By Jake Johnson
“If you asked me to go and live downwind [of fracking sites], I would not go,” said the lead author of the new study.
A study released Tuesday by a team of scientists from Harvard University found that airborne radiation levels downwind of U.S. fracking sites are significantly elevated compared to background levels, providing further evidence that the drilling practice poses a threat to public health as well as the climate.
Published in the journal Nature Communications, the study detected the largest increases in airborne radiation levels near drilling locations in Pennsylvania and Ohio, states with high concentrations of fracking sites.
“Our results suggest that an increase in [particle radioactivity] due to the extensive [fracking development] may cause adverse health outcomes in nearby communities,” warned the study, which found that locations within 12 miles downwind of 100 fracking sites have around 7% higher radiation levels compared to background levels.
The impact of fracking on airborne particle radioactivity “decreases gradually along with an increasing downwind distance” from oil and gas wells, the researchers noted.
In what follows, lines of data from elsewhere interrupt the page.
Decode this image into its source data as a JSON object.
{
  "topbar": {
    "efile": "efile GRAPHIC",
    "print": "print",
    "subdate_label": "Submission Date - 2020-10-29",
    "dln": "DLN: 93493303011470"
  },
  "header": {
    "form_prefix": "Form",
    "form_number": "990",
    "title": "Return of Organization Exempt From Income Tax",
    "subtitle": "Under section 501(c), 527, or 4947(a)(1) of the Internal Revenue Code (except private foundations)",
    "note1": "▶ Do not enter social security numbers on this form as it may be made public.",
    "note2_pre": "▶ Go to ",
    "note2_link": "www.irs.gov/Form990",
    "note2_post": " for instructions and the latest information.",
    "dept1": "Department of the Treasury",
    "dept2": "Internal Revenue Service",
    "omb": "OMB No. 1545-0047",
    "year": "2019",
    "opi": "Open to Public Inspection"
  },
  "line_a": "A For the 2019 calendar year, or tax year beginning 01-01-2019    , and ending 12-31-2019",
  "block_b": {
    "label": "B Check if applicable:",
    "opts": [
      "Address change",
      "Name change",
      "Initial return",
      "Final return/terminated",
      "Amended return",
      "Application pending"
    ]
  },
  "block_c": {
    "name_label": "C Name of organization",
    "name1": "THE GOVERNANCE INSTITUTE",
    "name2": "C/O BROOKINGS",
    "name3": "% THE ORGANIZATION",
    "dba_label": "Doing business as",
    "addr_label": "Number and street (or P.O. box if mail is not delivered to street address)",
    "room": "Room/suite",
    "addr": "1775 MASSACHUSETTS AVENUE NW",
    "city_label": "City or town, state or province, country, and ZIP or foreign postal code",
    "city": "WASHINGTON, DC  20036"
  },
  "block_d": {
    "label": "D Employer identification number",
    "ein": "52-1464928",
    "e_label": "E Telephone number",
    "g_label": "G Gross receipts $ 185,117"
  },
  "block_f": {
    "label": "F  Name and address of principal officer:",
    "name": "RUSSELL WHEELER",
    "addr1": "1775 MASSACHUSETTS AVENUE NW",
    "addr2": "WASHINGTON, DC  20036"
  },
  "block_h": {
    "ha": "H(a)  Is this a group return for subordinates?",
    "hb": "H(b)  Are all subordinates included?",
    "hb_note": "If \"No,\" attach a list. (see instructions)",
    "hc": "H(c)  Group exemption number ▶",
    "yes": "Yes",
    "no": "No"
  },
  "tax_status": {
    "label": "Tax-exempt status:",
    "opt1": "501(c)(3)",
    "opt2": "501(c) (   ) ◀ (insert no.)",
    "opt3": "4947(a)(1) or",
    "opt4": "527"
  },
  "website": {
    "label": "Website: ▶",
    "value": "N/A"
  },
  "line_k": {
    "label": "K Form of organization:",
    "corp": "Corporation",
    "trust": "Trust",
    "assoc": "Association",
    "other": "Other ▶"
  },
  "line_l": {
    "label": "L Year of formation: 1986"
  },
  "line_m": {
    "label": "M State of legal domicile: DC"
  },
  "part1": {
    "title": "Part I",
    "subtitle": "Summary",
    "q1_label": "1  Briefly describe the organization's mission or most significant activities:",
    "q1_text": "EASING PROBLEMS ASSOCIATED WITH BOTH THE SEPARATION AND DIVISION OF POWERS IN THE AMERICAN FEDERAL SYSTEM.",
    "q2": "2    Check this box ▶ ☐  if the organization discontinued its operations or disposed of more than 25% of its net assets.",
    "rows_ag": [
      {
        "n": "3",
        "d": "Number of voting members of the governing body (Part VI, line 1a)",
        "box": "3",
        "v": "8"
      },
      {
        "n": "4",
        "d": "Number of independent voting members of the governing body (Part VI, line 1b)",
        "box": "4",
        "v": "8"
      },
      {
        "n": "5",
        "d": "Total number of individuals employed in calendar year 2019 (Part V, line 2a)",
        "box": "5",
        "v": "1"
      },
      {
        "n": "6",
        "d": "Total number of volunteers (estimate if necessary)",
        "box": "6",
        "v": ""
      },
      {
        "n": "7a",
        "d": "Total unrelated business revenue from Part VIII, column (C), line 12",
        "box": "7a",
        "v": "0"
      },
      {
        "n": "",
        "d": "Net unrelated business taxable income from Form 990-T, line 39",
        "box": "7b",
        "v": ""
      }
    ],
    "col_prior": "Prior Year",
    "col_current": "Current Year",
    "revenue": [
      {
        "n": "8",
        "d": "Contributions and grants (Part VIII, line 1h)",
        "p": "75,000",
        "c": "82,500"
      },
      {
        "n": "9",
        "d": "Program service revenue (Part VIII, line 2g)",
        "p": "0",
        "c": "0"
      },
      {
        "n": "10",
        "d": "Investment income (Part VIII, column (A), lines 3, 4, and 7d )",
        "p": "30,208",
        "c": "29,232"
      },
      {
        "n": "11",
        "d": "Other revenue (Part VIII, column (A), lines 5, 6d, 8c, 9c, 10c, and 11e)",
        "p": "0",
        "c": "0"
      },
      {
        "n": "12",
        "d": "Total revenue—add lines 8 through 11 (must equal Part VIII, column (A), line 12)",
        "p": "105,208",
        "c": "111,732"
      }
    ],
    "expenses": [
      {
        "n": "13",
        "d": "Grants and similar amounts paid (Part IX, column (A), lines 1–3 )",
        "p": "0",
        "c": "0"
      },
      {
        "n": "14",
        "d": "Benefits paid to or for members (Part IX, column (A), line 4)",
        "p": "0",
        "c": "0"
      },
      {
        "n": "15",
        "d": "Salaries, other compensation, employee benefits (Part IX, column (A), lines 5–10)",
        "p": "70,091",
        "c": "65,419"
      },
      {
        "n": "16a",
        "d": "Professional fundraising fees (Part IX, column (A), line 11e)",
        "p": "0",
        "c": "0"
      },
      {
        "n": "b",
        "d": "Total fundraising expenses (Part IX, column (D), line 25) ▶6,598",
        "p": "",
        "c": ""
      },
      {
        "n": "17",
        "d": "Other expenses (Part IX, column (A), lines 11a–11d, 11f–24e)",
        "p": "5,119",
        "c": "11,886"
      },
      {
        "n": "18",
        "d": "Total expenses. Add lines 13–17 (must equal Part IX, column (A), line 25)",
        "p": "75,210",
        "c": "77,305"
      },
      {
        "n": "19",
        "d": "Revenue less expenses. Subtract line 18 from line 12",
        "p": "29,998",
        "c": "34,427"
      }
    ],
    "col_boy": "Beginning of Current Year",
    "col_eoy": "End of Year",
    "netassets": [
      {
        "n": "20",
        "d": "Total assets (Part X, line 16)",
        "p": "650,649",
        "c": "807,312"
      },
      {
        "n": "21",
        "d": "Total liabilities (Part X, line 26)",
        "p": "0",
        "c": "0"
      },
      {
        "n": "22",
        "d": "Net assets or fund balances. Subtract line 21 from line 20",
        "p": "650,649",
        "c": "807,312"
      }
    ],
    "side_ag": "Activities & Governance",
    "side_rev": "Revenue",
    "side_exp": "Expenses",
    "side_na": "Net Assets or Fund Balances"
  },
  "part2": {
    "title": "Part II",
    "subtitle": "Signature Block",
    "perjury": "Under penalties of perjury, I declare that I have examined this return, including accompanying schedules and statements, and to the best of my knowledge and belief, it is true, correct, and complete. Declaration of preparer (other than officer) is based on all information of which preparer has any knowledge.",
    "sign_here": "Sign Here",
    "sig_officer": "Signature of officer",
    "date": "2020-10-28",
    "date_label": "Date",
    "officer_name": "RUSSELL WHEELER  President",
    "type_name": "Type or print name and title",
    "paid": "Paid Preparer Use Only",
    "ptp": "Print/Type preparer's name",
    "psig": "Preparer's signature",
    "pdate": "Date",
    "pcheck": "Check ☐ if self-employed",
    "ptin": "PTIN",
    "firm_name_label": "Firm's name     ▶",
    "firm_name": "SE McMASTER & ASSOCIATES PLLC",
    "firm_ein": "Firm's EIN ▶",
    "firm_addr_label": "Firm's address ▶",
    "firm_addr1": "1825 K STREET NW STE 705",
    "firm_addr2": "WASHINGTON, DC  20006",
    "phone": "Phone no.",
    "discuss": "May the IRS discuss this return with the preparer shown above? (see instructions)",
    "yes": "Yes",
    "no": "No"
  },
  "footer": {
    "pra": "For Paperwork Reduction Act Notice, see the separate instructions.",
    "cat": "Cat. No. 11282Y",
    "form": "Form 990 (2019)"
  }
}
Petros Koutrakis, the lead author of the study, told The Guardian that “if you asked me to go and live downwind [of fracking sites], I would not go. People should not go crazy, but I think it’s a significant risk that needs to be addressed.”
The new study comes as fracking continues to figure prominently in the 2020 presidential race, with President Donald Trump openly celebrating the destructive practice and Democratic nominee Joe Biden vowing not to completely ban it if elected—a stance that has drawn the ire of environmental activists and progressive lawmakers.
“Fracking is bad, actually,” Rep. Alexandria Ocasio-Cortez (D-N.Y.) tweeted after Sen. Kamala Harris (D-Calif.), Biden’s running mate, said during last week’s vice presidential debate that a Biden administration “will not ban fracking.”